Barbecue season is in full swing, and nothing can wreck a grilling session more than dried out and tasteless meat. Even the most seasoned pro can make a few silly mistakes that can lead to an epic failure, charring or otherwise ruining the food.
So before lighting up the charcoal or refilling your propane tank, take a look at these quick tips that will have your friends and family begging you for more, more, more.
How many times have you sat down during a barbecue and taken your first bite of that steak you've been salivating over only to taste, well, not much? Don't put anyone through this travesty. The reason the best chefs' plates taste so delicious is because they put the work in before throwing the food onto the flame.
In other words, it's all about the seasoning. Remember: the high heat of the grill can take the zing out of your seasonings so be very generous with your favorite herbs and spices. Try a garlic, crushed pepper, salt, olive oil and lemon mixture as your base.
The Hot Zone
If you take your food off the grill and the veggies are charred but the chicken is barely cooked, you made the most common of grilling errors: cooking everything at the same temperature.
To avoid such a disaster, you want to create different heat zones. Why? Because meat can withstand higher temps than delicate vegetables. So, pile a generous amount of charcoal on one side of the grill so it forms a slope towards the center. This creates one area that is really hot and other areas for slower-cooking items.
Also, before adding your meat to the grill, make sure that it is at room temperature. Cooking cold meat can cause it to cook unevenly. It's also crucial when you take it off the grill before serving to have it cool to room temperature. This ensures that all those succulent juices stay put.
How to Grill Correctly
- Common Mistake: Opting for the leanest meat possible
- The Fix: Look for packages that read 80 percent meat and 20 percent fat—this extra fat will give you the juiciest bite. Also, use your thumb to indent the center of the patty so that it won't puff up during cooking.
- Common Mistake: Charring
- The Fix: Cook sausages over medium heat for 20 minutes. And never—we mean never!—puncture the casing. That's there to keep those delectable juices in place.

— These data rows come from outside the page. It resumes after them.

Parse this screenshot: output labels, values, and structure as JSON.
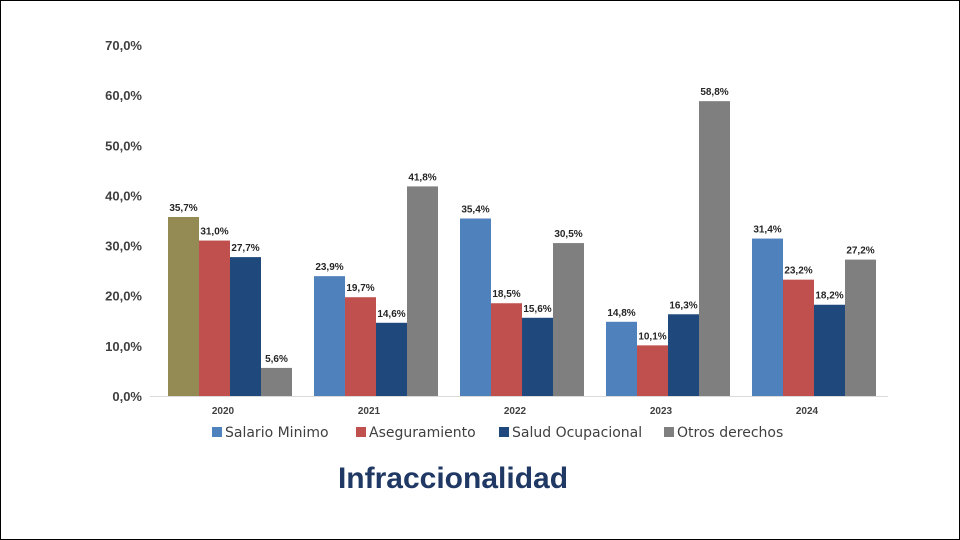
{
  "title": "Infraccionalidad",
  "chart_data": {
    "type": "bar",
    "categories": [
      "2020",
      "2021",
      "2022",
      "2023",
      "2024"
    ],
    "series": [
      {
        "name": "Salario Minimo",
        "color": "#4f81bd",
        "values": [
          35.7,
          23.9,
          35.4,
          14.8,
          31.4
        ],
        "labels": [
          "35,7%",
          "23,9%",
          "35,4%",
          "14,8%",
          "31,4%"
        ]
      },
      {
        "name": "Aseguramiento",
        "color": "#c0504d",
        "values": [
          31.0,
          19.7,
          18.5,
          10.1,
          23.2
        ],
        "labels": [
          "31,0%",
          "19,7%",
          "18,5%",
          "10,1%",
          "23,2%"
        ]
      },
      {
        "name": "Salud Ocupacional",
        "color": "#1f497d",
        "values": [
          27.7,
          14.6,
          15.6,
          16.3,
          18.2
        ],
        "labels": [
          "27,7%",
          "14,6%",
          "15,6%",
          "16,3%",
          "18,2%"
        ]
      },
      {
        "name": "Otros derechos",
        "color": "#7f7f7f",
        "values": [
          5.6,
          41.8,
          30.5,
          58.8,
          27.2
        ],
        "labels": [
          "5,6%",
          "41,8%",
          "30,5%",
          "58,8%",
          "27,2%"
        ]
      }
    ],
    "point_overrides": [
      {
        "series": 0,
        "category": 0,
        "color": "#948a54"
      }
    ],
    "y_ticks": [
      "0,0%",
      "10,0%",
      "20,0%",
      "30,0%",
      "40,0%",
      "50,0%",
      "60,0%",
      "70,0%"
    ],
    "ylim": [
      0,
      70
    ],
    "ytick_step": 10,
    "grid": false,
    "legend_position": "bottom"
  }
}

- Common Mistake: Overcooking to the point of dryness
- The Fix: Don't grill your chicken on high heat. Barbecue thighs and legs over medium temperatures. Brush your sauce on when you are almost ready to remove the pieces from the grill, because sauces will burn and taste bitter if put on too early.
- Common Mistake: Leaving lamb chops on for too long
- The Fix: Don't take your eyes off the lamb chops because they cook quickly. Add to the grill and cook each side for about 3 and 1/2 minutes over medium heat.
- Common Mistake: Buying pricey meat.
- The Fix: Strip steak is a good choice because its flavor holds up on the grill and the price won't break you. It has a good fat to meat ratio which keeps it tender and tasty when barbecuing.
- Common Mistake: Adding directly to the grill
- The Fix: Place your fish in a fish basket so that delicious red snapper won't wind up in the coals. If you insist on placing it directly over the heat, choose fish such as swordfish—it's really sturdy and can be placed directly on the grill and has a steak like texture. Mahi Mahi, Tuna and Salmon are also good choices.